Just because Amazon dominates the e-commerce industry doesn’t mean that it has no competition. A host of both big and small companies dealing in direct-to-consumer online business are competing with Amazon to provide direct-to-consumer online services, although it is not a huge competitive risk for Amazon in the short term.
This competition may slow down the expected Amazon stock growth, but it should be noted that no other e-commerce player matches the enormous array of items that Amazon sells.
“Earnings growth expectations will eventually have to fall.

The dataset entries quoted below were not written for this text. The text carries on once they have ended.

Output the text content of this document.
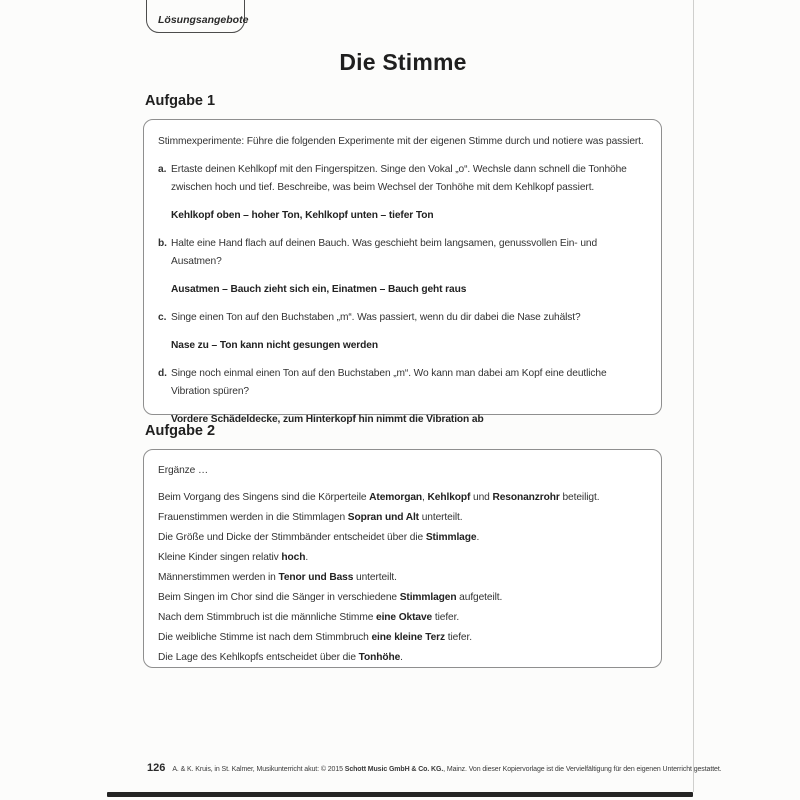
Lösungsangebote
Die Stimme
Aufgabe 1

Stimmexperimente: Führe die folgenden Experimente mit der eigenen Stimme durch und notiere was passiert.

a. Ertaste deinen Kehlkopf mit den Fingerspitzen. Singe den Vokal „o“. Wechsle dann schnell die Tonhöhe zwischen hoch und tief. Beschreibe, was beim Wechsel der Tonhöhe mit dem Kehlkopf passiert.

Kehlkopf oben – hoher Ton, Kehlkopf unten – tiefer Ton

b. Halte eine Hand flach auf deinen Bauch. Was geschieht beim langsamen, genussvollen Ein- und Ausatmen?

Ausatmen – Bauch zieht sich ein, Einatmen – Bauch geht raus

c. Singe einen Ton auf den Buchstaben „m“. Was passiert, wenn du dir dabei die Nase zuhälst?

Nase zu – Ton kann nicht gesungen werden

d. Singe noch einmal einen Ton auf den Buchstaben „m“. Wo kann man dabei am Kopf eine deutliche Vibration spüren?

Vordere Schädeldecke, zum Hinterkopf hin nimmt die Vibration ab

Aufgabe 2

Ergänze …

Beim Vorgang des Singens sind die Körperteile Atemorgan, Kehlkopf und Resonanzrohr beteiligt.

Frauenstimmen werden in die Stimmlagen Sopran und Alt unterteilt.

Die Größe und Dicke der Stimmbänder entscheidet über die Stimmlage.

Kleine Kinder singen relativ hoch.

Männerstimmen werden in Tenor und Bass unterteilt.

Beim Singen im Chor sind die Sänger in verschiedene Stimmlagen aufgeteilt.

Nach dem Stimmbruch ist die männliche Stimme eine Oktave tiefer.

Die weibliche Stimme ist nach dem Stimmbruch eine kleine Terz tiefer.

Die Lage des Kehlkopfs entscheidet über die Tonhöhe.

126 A. & K. Kruis, in St. Kalmer, Musikunterricht akut: © 2015 Schott Music GmbH & Co. KG., Mainz. Von dieser Kopiervorlage ist die Vervielfältigung für den eigenen Unterricht gestattet.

That does not detract from current growth, but it does lessen the appeal of the stock overall,” Feeney explains.
Amazon’s real competitor in the U.S. is Walmart, and the company’s competitors in cloud computing are Microsoft and Alphabet, the parent company of Google.
“Both Amazon and Walmart are gaining share over smaller competitors in e-commerce, while the top three cloud computing giants (Amazon, Microsoft, and Alphabet) will likely extend their leads over smaller ankle-biters,” Bailey says.
Bottom Line: Should you buy Amazon stock?
As discussed above, Amazon seems to have it all. The brand recognition, the competitive advantage, a great management team that makes sure the company is steered towards achieving its long-term goals.
A company like that is worth investing in for investors with long-term goals. Buy and hold, or if you already bought, hold on to that valuable Amazon stock for it is expected to keep growing.
Amazon stock price is expensive, and there are other considerably less expensive options listed on the stock market but they do not have the size and growth expected of Amazon. Remember, bigger most times means better.